‘Satiable Curiosity


Now You See It, Now You Don’t:  Heteroplasmy in Mitochondrial DNA



The ‘Satiable Curiosity column is a regular feature in JoGG, suggesting projects where genetic genealogists and academic researchers can interact to their mutual benefit.


This issue of JoGG contains an article by David Pike, “Phylogenetic Networks for the Human mtDNA Haplogroup T,” which proposes an intriguing and testable hypothesis about heteroplasmy.  Might it explain the complex network diagrams formed by members of haplogroup T?


Heteroplasmy – the coexistence of more than one mitochondrial DNA haplotype in one person – is a universal condition, although most of us are not even aware of its existence or potential genetic impact. Considering the thousands of mtDNA molecules inside each cell, each constantly being replenished, as well as the trillions of cells in the human body, it would be astonishing if every single mtDNA molecule were identical.  Yet ordinary techniques for sequencing mtDNA do not detect the occasional mutation unless it reaches a level of approximately 20% of the total mitochondria.  Thus, in essence, the signal of the minority is overwhelmed by the majority.


When cells divide, the daughter cells inherit a sampling of the mitochondria.  As Figure 1 illustrates in a simplified way, the mixture of mtDNA in daughter cells will most often resemble the frequency found in the mother cell.  However, it is also possible for the cell to have a higher or lower percentage of the mutant mtDNA.  Special techniques have been developed to quantify the amount of heteroplasmy at lower levels, down to 1% or even—with cloning techniques—down to the level of individual mitochondria.

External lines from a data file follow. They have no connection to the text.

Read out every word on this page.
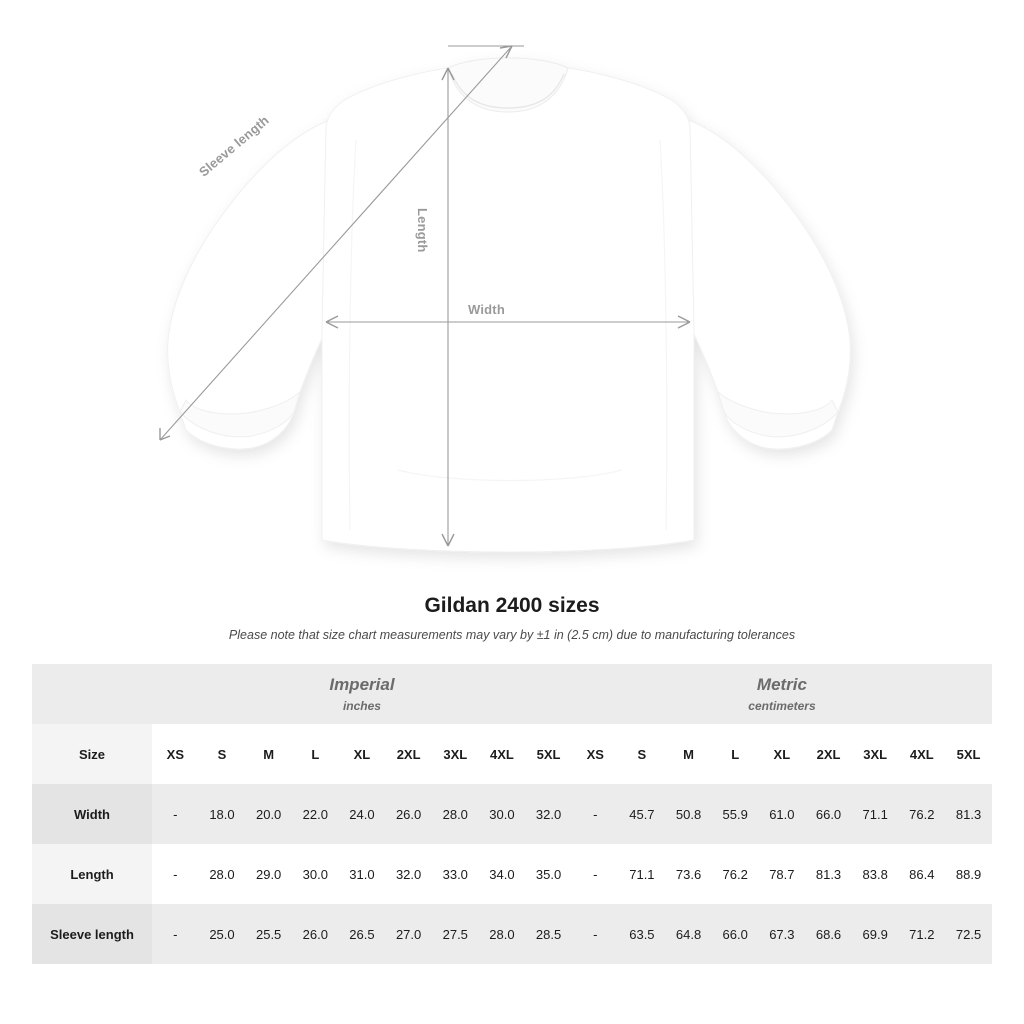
Width
Length
Sleeve length
Gildan 2400 sizes
Please note that size chart measurements may vary by ±1 in (2.5 cm) due to manufacturing tolerances

	Imperial
inches									Metric
centimeters								

Size	XS	S	M	L	XL	2XL	3XL	4XL	5XL	XS	S	M	L	XL	2XL	3XL	4XL	5XL
Width	-	18.0	20.0	22.0	24.0	26.0	28.0	30.0	32.0	-	45.7	50.8	55.9	61.0	66.0	71.1	76.2	81.3
Length	-	28.0	29.0	30.0	31.0	32.0	33.0	34.0	35.0	-	71.1	73.6	76.2	78.7	81.3	83.8	86.4	88.9
Sleeve length	-	25.0	25.5	26.0	26.5	27.0	27.5	28.0	28.5	-	63.5	64.8	66.0	67.3	68.6	69.9	71.2	72.5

Members of haplogroup T, who can recruit distant cousins descended from a common maternal ancestor, might provide good test cases for studying the level of heteroplasmy and how it persists or disappears over the course of several or many generations.


The results from such a study could provide useful insights not only for the study of population genetics, but also for the field of medicine.


Many mitochondrial diseases present a baffling picture of inheritance.  For example,  due to varying levels of heteroplasmy, one child may have full-blown symptoms of a disease while another child will have a lower percentage of heteroplasmic mtDNA and be disease-free.


Suggestions for future columns are welcome.  Please submit them to Ann Turner, [email protected].



        Ann Turner





Figure 1  The percentage of mutant mtDNA may differ in daughter cells.  In this illustration, 20% of the mitochondria in the mother cells (at the left) have mutant mtDNA (black circles), barely detectable by ordinary techniques.  The mtDNA is divided among daughter cells in a random fashion, then the mitochondria multiply in the daughter cells to restore the original quantity.  The percentage of mutant DNA in the daughter cells ranges from 0% to 40%.